Raymond Heidel is one of those rare dually registered advisors.

In one of its recent Web-cast events dubbed the Strategy Forum, Cerulli Associates Inc., the Boston-based research and consulting firm, discussed independent advisory channels, noting that 23% of all independents are RIAs, 74% are reps of independent broker-dealers, and 3% are dually-registered advisors. Dual registration is a foreign concept to most advisors. Why would anyone want to be dually registered and have to comply with the regulations of their state or the SEC as well as the NASD? Isn't one regulator enough?

Raymond Heidel is one of those rare "3%" who can answer this question. Heidel has his own RIA-Five Rivers Financial Advisors in North East, Md.-registered with the state of Maryland's Securities Division. He's also a branch manager and representative of The Investment Center Inc., a New Jersey-based broker-dealer.

The journey that led Heidel to this business model explains why he went in two directions. After working for 25 years in the finance and accounting department of a large corporation and performing family office functions for his own family's money, Heidel incorporated Five Rivers in 1997. At that time, Five Rivers was solely an independent RIA, and Heidel did most of his clients' investment business through the brokerage arm of a major no-load mutual fund company.

"As I grew and took on more clients," says Heidel, "I realized the fund company wasn't providing any of the needed services. It was just a relationship where I brought them money and they sent out monthly statements to clients that didn't even include the necessary return information. I knew then I needed more back-office support."

This was the turning point, when Heidel veered off in the direction opposite to what most other independent RIAs would have taken. He looked at all of the various back-office tasks required of a serious planner providing a comprehensive wealth management service and reasoned that he could get those services less expensively from a broker-dealer than by hiring his own employees and installing his own systems. In other words, he viewed the broker-dealer relationship as a means of outsourcing portfolio reporting (including AIMR return calculations), back-office support (billing, opening and servicing accounts), obtaining group rates on errors and omissions insurance, and other costly functions. As a rep of his broker-dealer's RIA, Heidel leaves just 10% of his fees with his brokerage in exchange for all of these services.

Why, then, maintain the independent RIA status? Most advisors who want these broker-dealer services and want to do financial planning would do everything through their broker-dealer. The problems with that, Heidel discovered, were that his broker-dealer would get 10% of his initial planning fee, which it doesn't presently, and it would be "signing" the planning contract above his name, characterizing him as an investment advisor representative of the broker-dealer. "I want only my name and the Five Rivers name on my contracts," says Heidel, "because having The Investment Center's name prominently displayed would imply I provide a less-comprehensive service than I actually do."

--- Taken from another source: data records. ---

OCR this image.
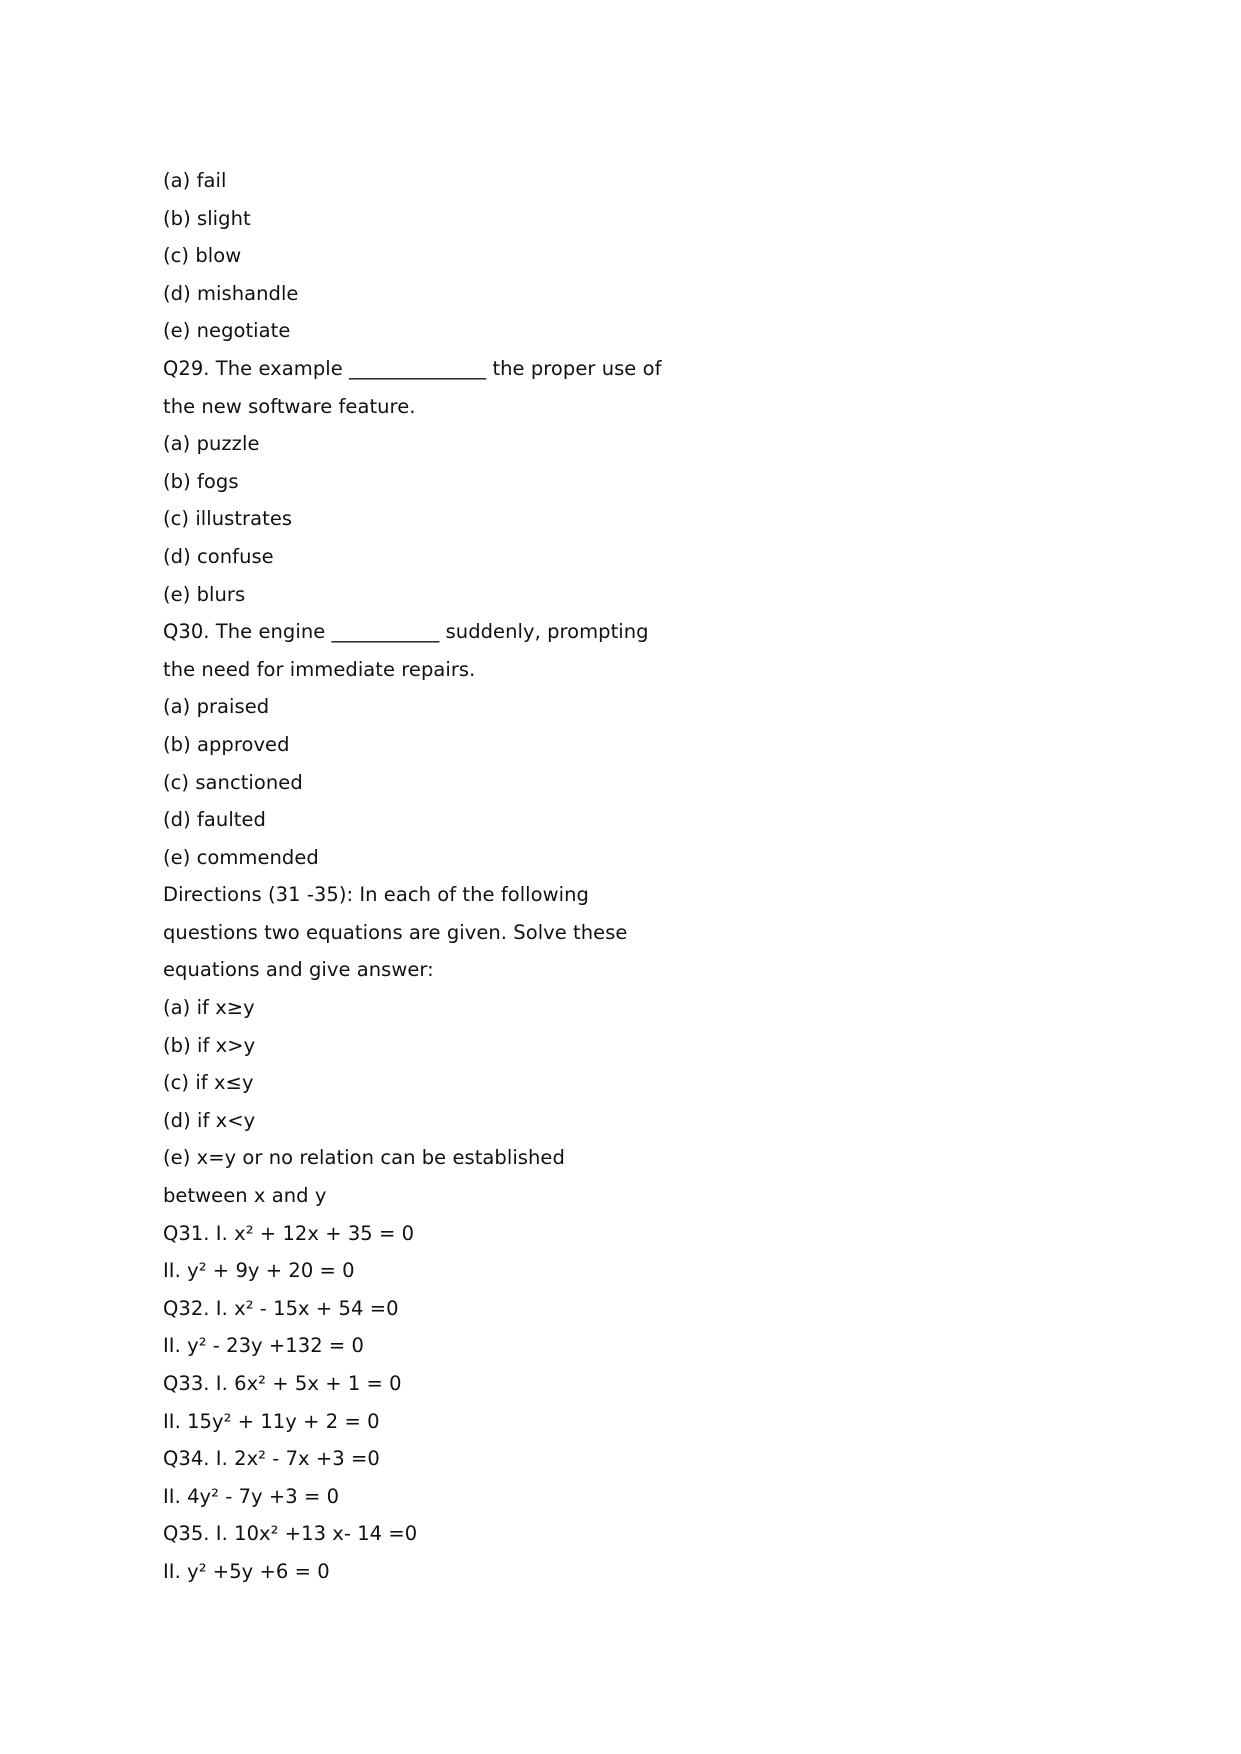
(a) fail
(b) slight
(c) blow
(d) mishandle
(e) negotiate
Q29. The example ______________ the proper use of
the new software feature.
(a) puzzle
(b) fogs
(c) illustrates
(d) confuse
(e) blurs
Q30. The engine ___________ suddenly, prompting
the need for immediate repairs.
(a) praised
(b) approved
(c) sanctioned
(d) faulted
(e) commended
Directions (31 -35): In each of the following
questions two equations are given. Solve these
equations and give answer:
(a) if x≥y
(b) if x>y
(c) if x≤y
(d) if x<y
(e) x=y or no relation can be established
between x and y
Q31. I. x² + 12x + 35 = 0
II. y² + 9y + 20 = 0
Q32. I. x² - 15x + 54 =0
II. y² - 23y +132 = 0
Q33. I. 6x² + 5x + 1 = 0
II. 15y² + 11y + 2 = 0
Q34. I. 2x² - 7x +3 =0
II. 4y² - 7y +3 = 0
Q35. I. 10x² +13 x- 14 =0
II. y² +5y +6 = 0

He might also be restricted in his choice of planning software. "My BD does research and recommends various software packages for me to choose from," Heidel says. While that's not as confining as the simplistic, modular packages many wirehouses require their advisors to use, Heidel still wouldn't have the pick of the software universe. With his independence, he chooses to use EISI's NaviPlan Extended for which his own RIA pays a $1,250 annual licensing fee.

Advisors might also question why anyone who's already started in business as an independent RIA would want to jeopardize his fee-only status, and the objectivity that implies to clients, by taking what many would consider a step backwards to BD status. But those same advisors might be more inclined to view this decision from a philosophical, rather than a cost-benefit, standpoint. To Heidel, the availability of all of his broker-dealer's services for only 10% of his gross is extremely attractive.

So how does Heidel justify his broker-dealer affiliation to a prospect who might be looking for a purely fee-only relationship? He passes on his firm belief that The Investment Center is the best broker-dealer he could have chosen. He explains that he interviewed many broker-dealers before selecting The Investment Center. And he presents a fee structure that is easy for the client to understand, with very little incentive for Heidel to sell any particular product to his client.

Suppose a new client walks through the door to have a financial plan prepared and to engage Five Rivers in an ongoing, financial planning and wealth management relationship? Heidel will charge him a flat $600 for the plan he prepares with Naviplan. To some, that low fee smacks of the loss-leader come-on that many reps use to engage a new client in more lucrative business. But, Heidel explains, "The low fee is demographically driven. I live in a small town, it's very much a senior area, and I've even had people balk at $600."